WASHINGTON — Senate Majority Leader Mitch McConnell has moderate Republicans ready to be persuaded if he needs 51 votes to change the rules to confirm President Trump’s Supreme Court nominee Neil Gorsuch should Democrats filibuster his nomination next week.
If McConnell changes the rules of the Senate, a simple majority would only be needed to confirm Gorsuch to the high court — as opposed to 60 votes to end debate on the nominee before the final simple majority up or down approval vote.
Republicans skeptical of changing the rules of the filibuster in the past are now open to potential changes of the rules to the filibuster of Supreme Court nominees since former Democratic leader Harry Reid changed it for lower court nominees in 2013.
Maine Republican Sen. Susan Collins, an original member of the 2006 bipartisan “gang of 14” that struck a deal with Democrats to keep the filibuster in place, responded to reporters Tuesday when asked if she was an “absolute no” on ever changing the filibuster rules for Supreme Court nominees.
“No that’s not my position. My position is, given the extremely strong arguments — again and the history of not filibustering Supreme Court justices as is evidenced by the fact that two of the current justices are on the court having been confirmed with fewer than 60 votes, there should not be a filibuster. There are no grounds for a filibuster.”
Collins was pressed further and she eventually replied, “I’m hoping we’re not going to get to that point.”
Arizona Republican Sen. John McCain, another member of the original gang of 14, told The Daily Caller on Monday, “I place some confidence in the judgment of our leadership. We’ll make the decision when the time comes.”

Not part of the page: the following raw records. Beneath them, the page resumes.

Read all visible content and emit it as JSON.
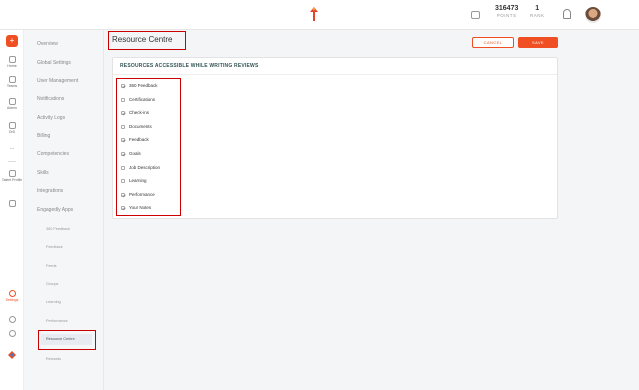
{
  "header": {
    "points_value": "316473",
    "points_label": "POINTS",
    "rank_value": "1",
    "rank_label": "RANK",
    "accent_color": "#f04e23"
  },
  "rail": {
    "items": [
      {
        "label": "Home",
        "icon": "home-icon"
      },
      {
        "label": "Teams",
        "icon": "teams-icon"
      },
      {
        "label": "Admin",
        "icon": "admin-icon"
      },
      {
        "label": "OrD",
        "icon": "org-icon"
      },
      {
        "label": "...",
        "icon": "more-icon"
      },
      {
        "label": "Talent Profile",
        "icon": "profile-icon"
      },
      {
        "label": "",
        "icon": "grid-icon"
      },
      {
        "label": "Settings",
        "icon": "settings-icon"
      }
    ]
  },
  "sidebar": {
    "items": [
      "Overview",
      "Global Settings",
      "User Management",
      "Notifications",
      "Activity Logs",
      "Billing",
      "Competencies",
      "Skills",
      "Integrations",
      "Engagedly Apps"
    ],
    "subitems": [
      "360 Feedback",
      "Feedback",
      "Feeds",
      "Groups",
      "Learning",
      "Performance",
      "Resource Centre",
      "Rewards"
    ]
  },
  "main": {
    "page_title": "Resource Centre",
    "cancel_label": "CANCEL",
    "save_label": "SAVE",
    "card_title": "RESOURCES ACCESSIBLE WHILE WRITING REVIEWS",
    "resources": [
      {
        "label": "360 Feedback",
        "checked": true
      },
      {
        "label": "Certifications",
        "checked": false
      },
      {
        "label": "Check-ins",
        "checked": true
      },
      {
        "label": "Documents",
        "checked": false
      },
      {
        "label": "Feedback",
        "checked": true
      },
      {
        "label": "Goals",
        "checked": true
      },
      {
        "label": "Job Description",
        "checked": false
      },
      {
        "label": "Learning",
        "checked": false
      },
      {
        "label": "Performance",
        "checked": true
      },
      {
        "label": "Your Notes",
        "checked": true
      }
    ]
  }
}
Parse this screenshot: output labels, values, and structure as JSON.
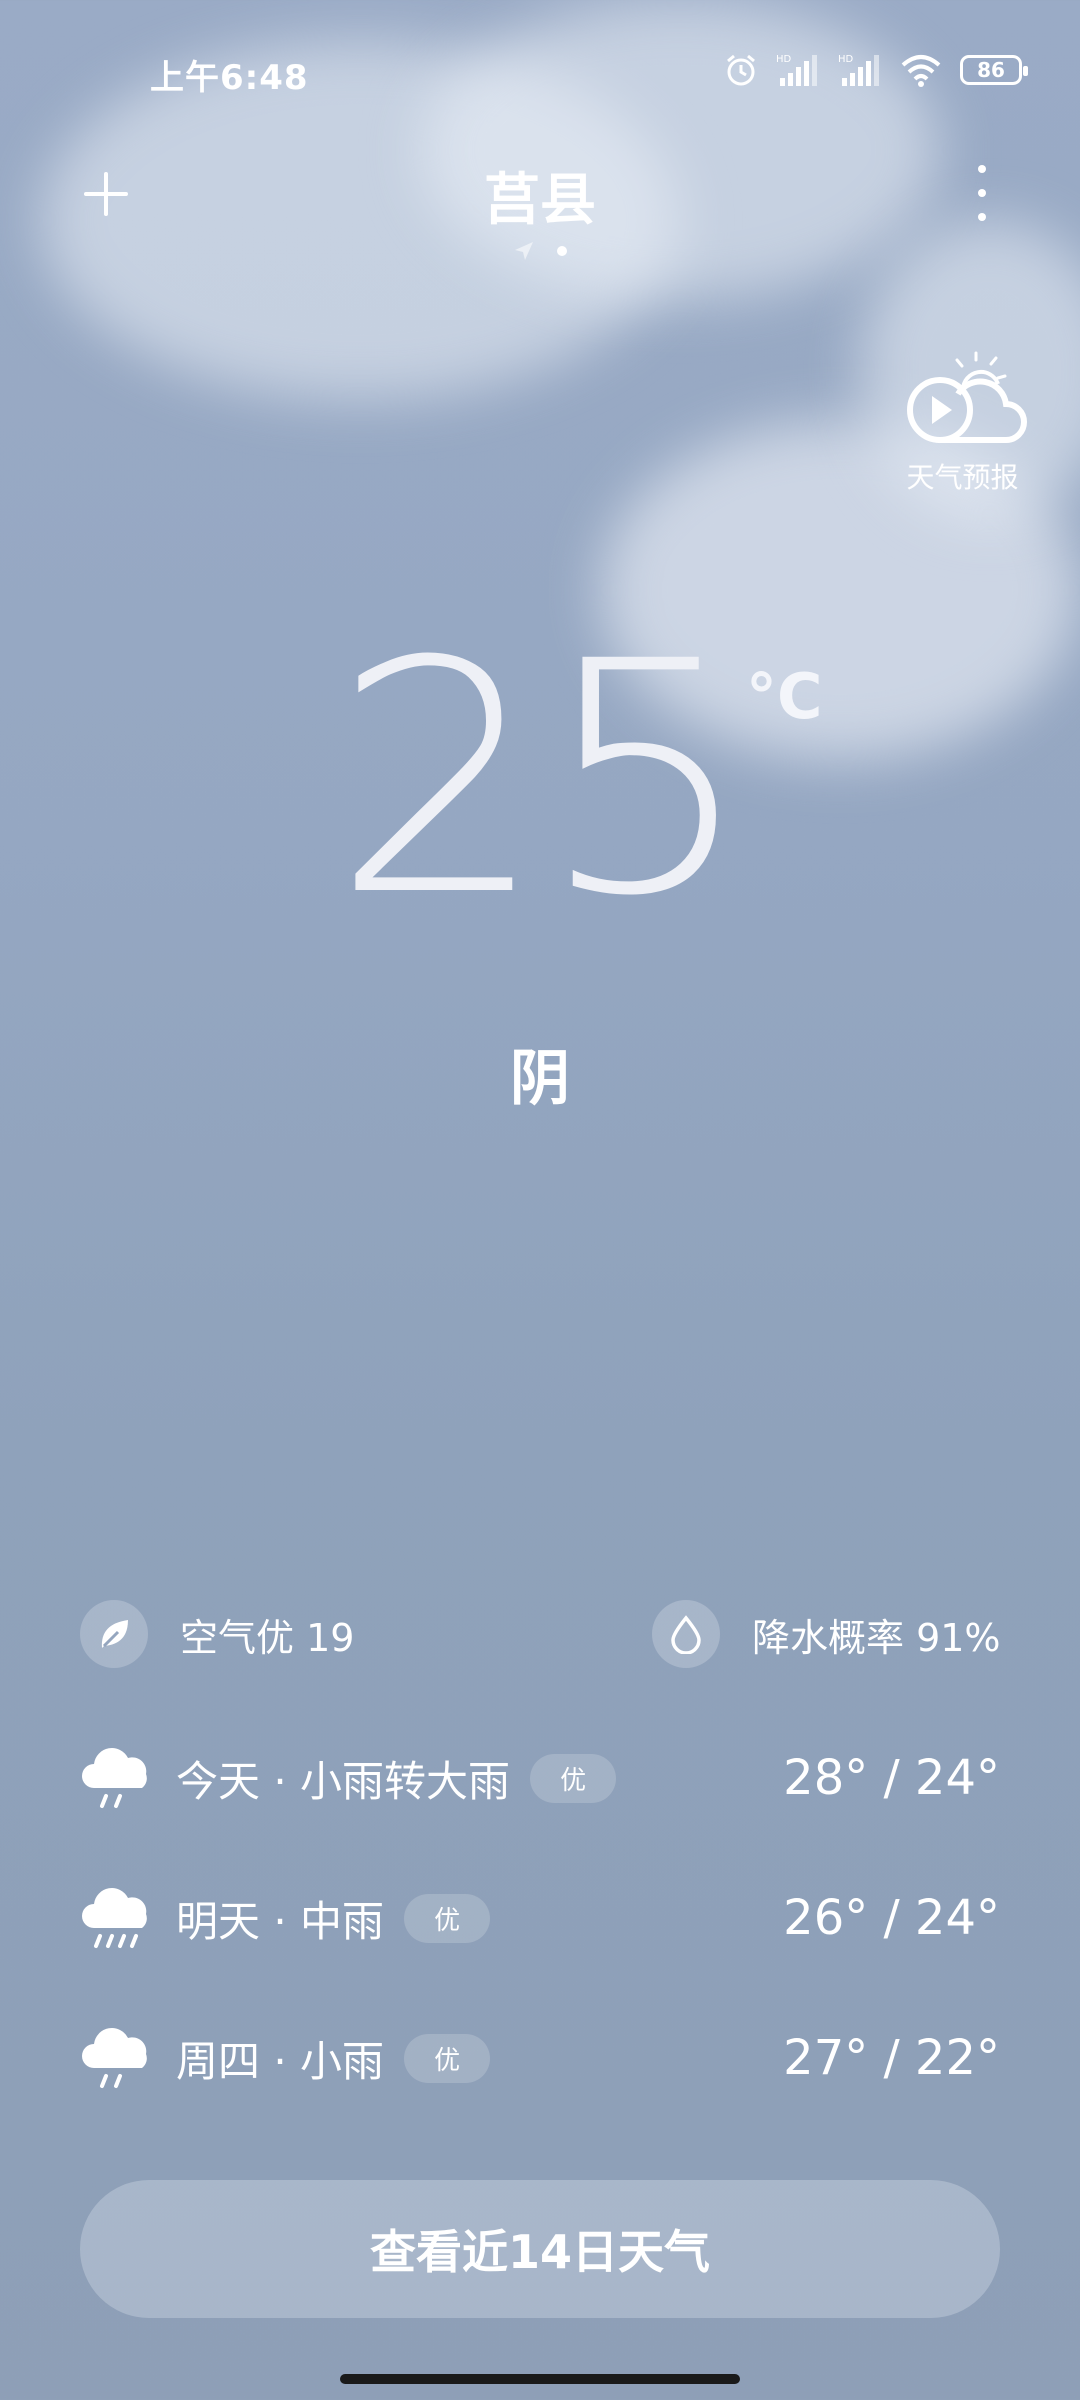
{
  "status_bar": {
    "time": "上午6:48",
    "battery": "86",
    "icons": [
      "alarm-icon",
      "signal-hd-1-icon",
      "signal-hd-2-icon",
      "wifi-icon",
      "battery-icon"
    ]
  },
  "header": {
    "city": "莒县",
    "add_icon": "plus-icon",
    "more_icon": "more-vertical-icon"
  },
  "forecast_video": {
    "label": "天气预报",
    "icon": "play-cloud-icon"
  },
  "current": {
    "temperature": "25",
    "unit": "°C",
    "condition": "阴"
  },
  "info": {
    "air_quality": "空气优 19",
    "precipitation": "降水概率 91%"
  },
  "days": [
    {
      "label": "今天 · 小雨转大雨",
      "aqi": "优",
      "range": "28° / 24°",
      "icon": "light-rain-icon"
    },
    {
      "label": "明天 · 中雨",
      "aqi": "优",
      "range": "26° / 24°",
      "icon": "moderate-rain-icon"
    },
    {
      "label": "周四 · 小雨",
      "aqi": "优",
      "range": "27° / 22°",
      "icon": "light-rain-icon"
    }
  ],
  "button": {
    "label": "查看近14日天气"
  },
  "colors": {
    "background_top": "#9aabc6",
    "background_bottom": "#8e9fb7",
    "text": "#ffffff"
  }
}
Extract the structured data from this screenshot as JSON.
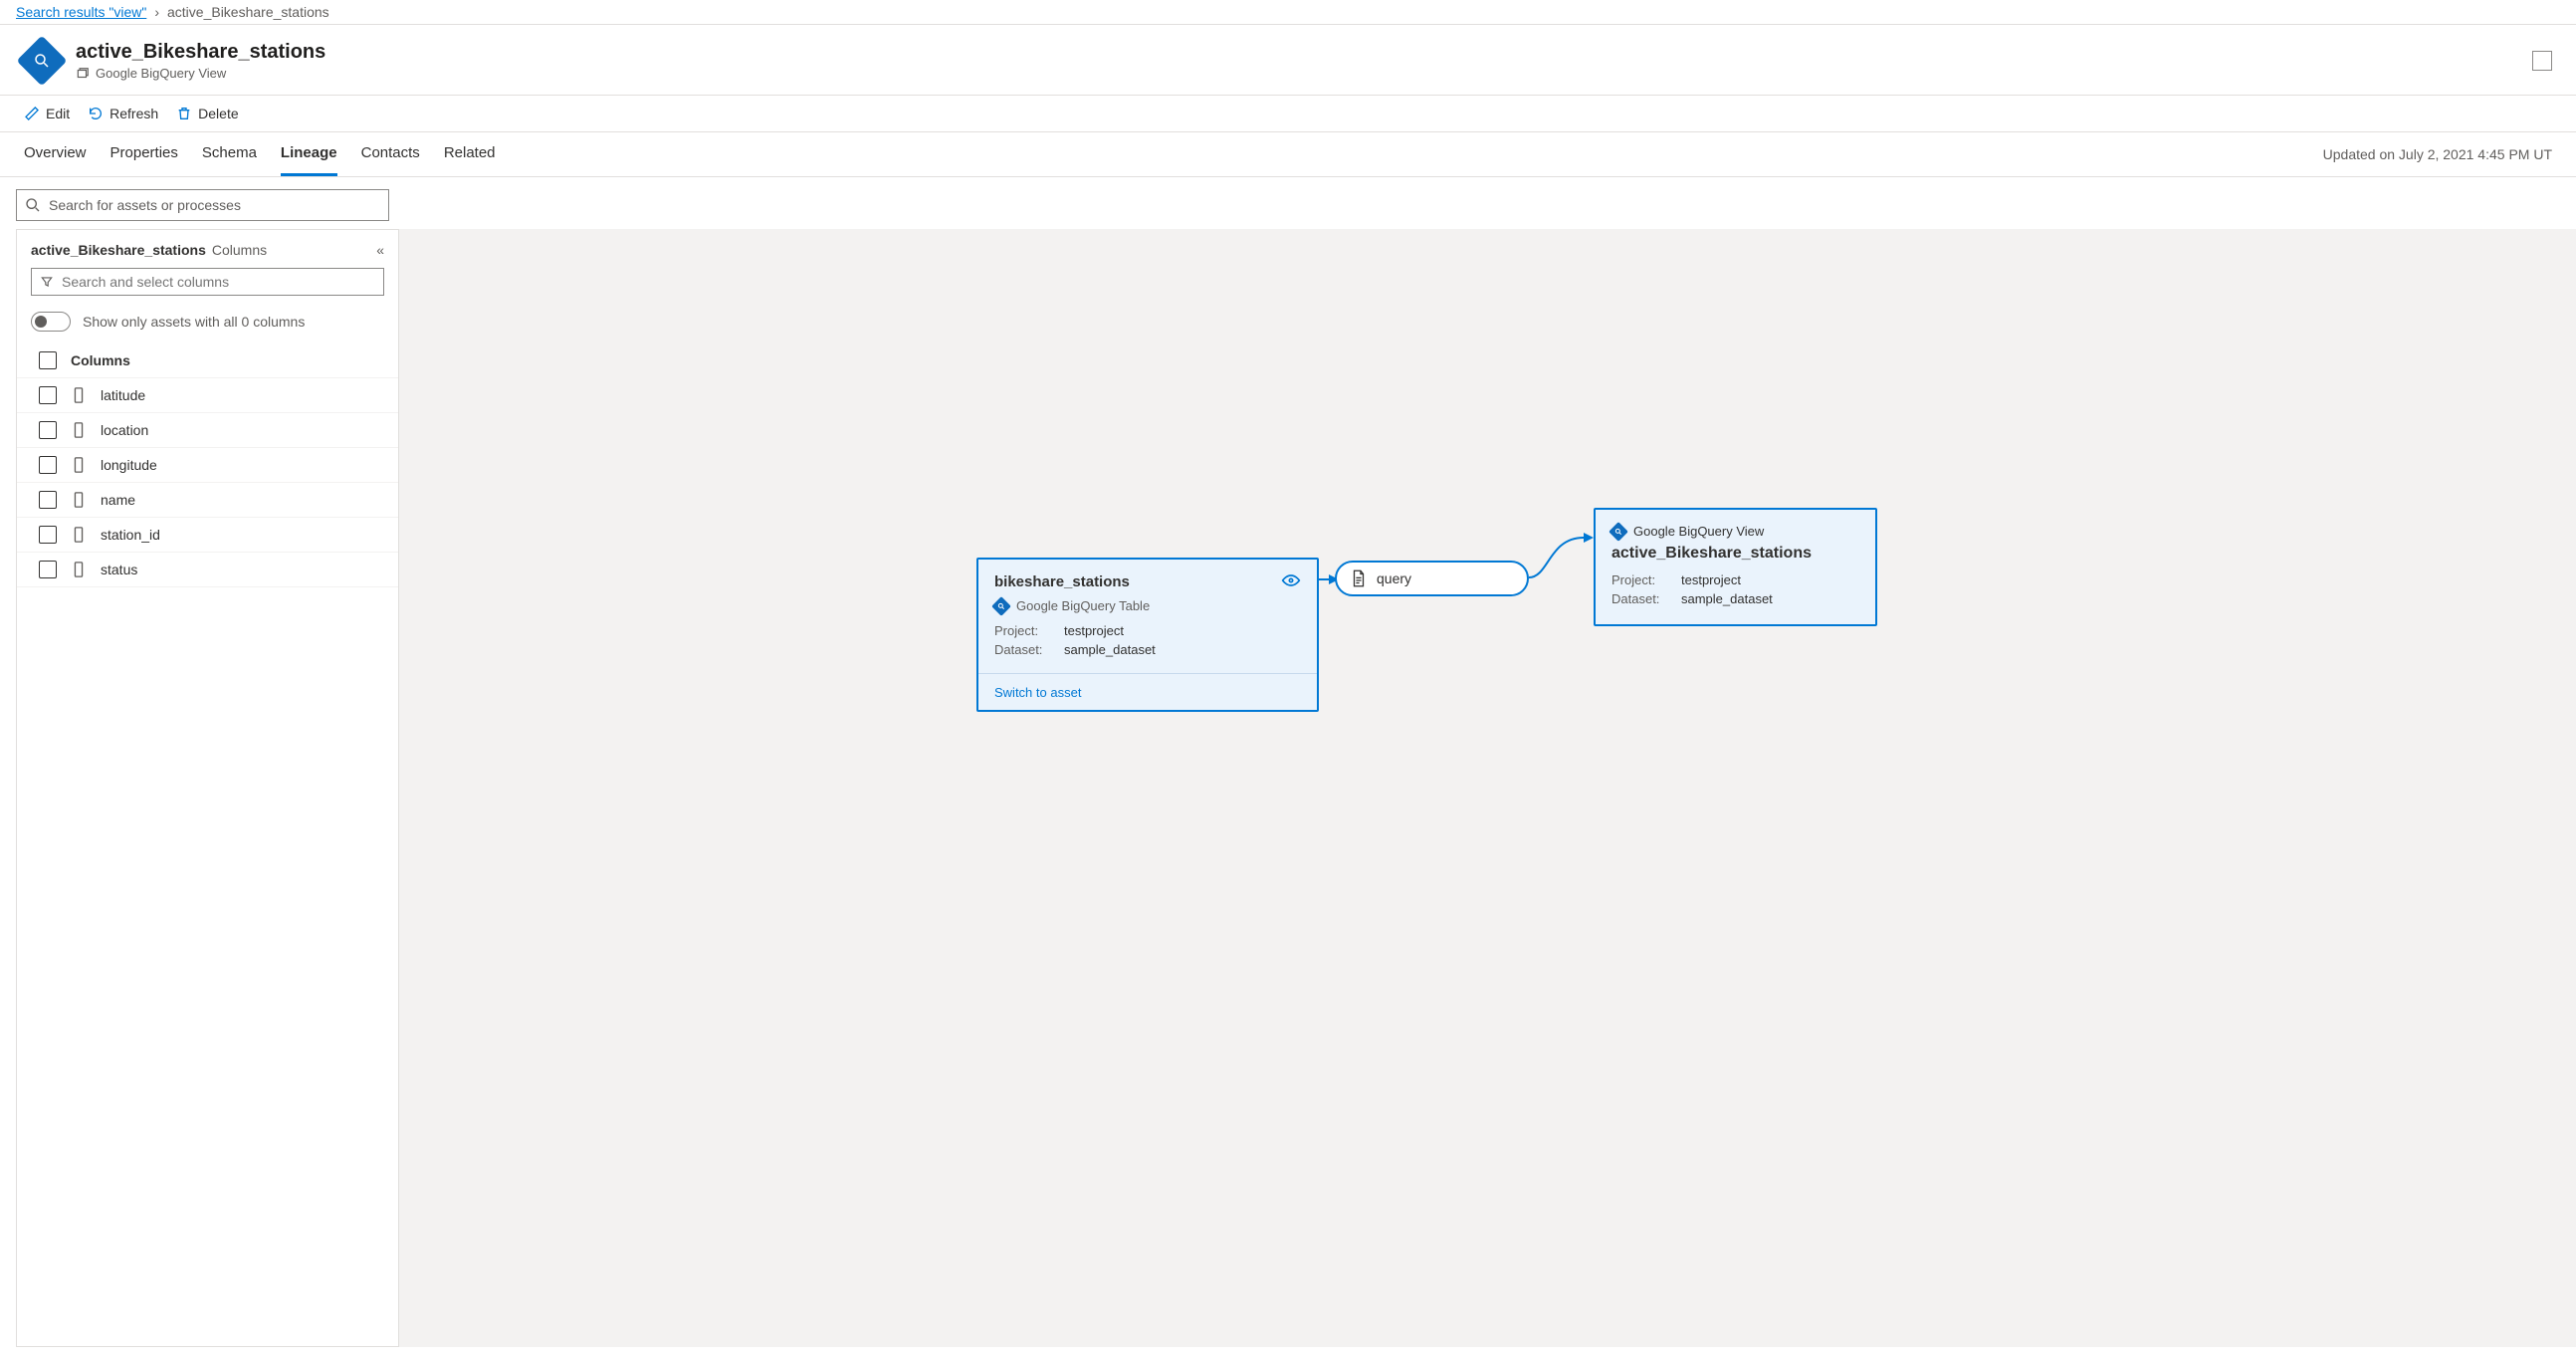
{
  "breadcrumb": {
    "link": "Search results \"view\"",
    "current": "active_Bikeshare_stations"
  },
  "header": {
    "title": "active_Bikeshare_stations",
    "subtitle": "Google BigQuery View"
  },
  "toolbar": {
    "edit": "Edit",
    "refresh": "Refresh",
    "delete": "Delete"
  },
  "tabs": {
    "overview": "Overview",
    "properties": "Properties",
    "schema": "Schema",
    "lineage": "Lineage",
    "contacts": "Contacts",
    "related": "Related"
  },
  "updated": "Updated on July 2, 2021 4:45 PM UT",
  "search": {
    "placeholder": "Search for assets or processes"
  },
  "panel": {
    "title": "active_Bikeshare_stations",
    "subtitle": "Columns",
    "searchPlaceholder": "Search and select columns",
    "toggleLabel": "Show only assets with all 0 columns",
    "columnsHeader": "Columns",
    "columns": [
      {
        "name": "latitude"
      },
      {
        "name": "location"
      },
      {
        "name": "longitude"
      },
      {
        "name": "name"
      },
      {
        "name": "station_id"
      },
      {
        "name": "status"
      }
    ]
  },
  "lineage": {
    "source": {
      "title": "bikeshare_stations",
      "type": "Google BigQuery Table",
      "projectLabel": "Project:",
      "project": "testproject",
      "datasetLabel": "Dataset:",
      "dataset": "sample_dataset",
      "switch": "Switch to asset"
    },
    "query": {
      "label": "query"
    },
    "target": {
      "type": "Google BigQuery View",
      "title": "active_Bikeshare_stations",
      "projectLabel": "Project:",
      "project": "testproject",
      "datasetLabel": "Dataset:",
      "dataset": "sample_dataset"
    }
  }
}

McCain confirmed there was no move afoot to form another “gang” to strike a deal with Democrats to keep the filibuster in place.
The final original remaining gang of 14 member, South Carolina Republican Sen. Lindsey Graham, is ready to do away with the filibuster on Supreme Court nominees if Democrats filibuster Gorsuch.
“I thought that the Gang of 14 was working and Harry Reid just chose to throw it over in 2013 and I don’t. I don’t. I don’t see a desire. After a while you lose trust. You know. The 2013 rules change to me,” Graham told TheDC.
He added, “[The Democrats] wanted to stack the D.C. Circuit Court. And Harry Reid said before the election when we all thought Trump was going to lose that he was going to change the rules.”
Other moderate Republicans would not say they were “absolute nos” on changing the filibuster if necessary.
Arizona Republican Sen. Jeff Flake told TheDC, “No, not an absolute no. We’ll deal with it if it comes to it.”
South Dakota Republican Sen. John Thune would only say, “I’m for confirming the judge.”
“I hope we can avoid it. But that’s not something I’d be an absolute ‘no’ with. It depends,” Ohio Republican Sen. Rob Portman told TheDC.
Finally, Pennsylvania Republican Sen. Pat Toomey would only tell TheDC, “We’re going to confirm Neil Gorsuch one way or another.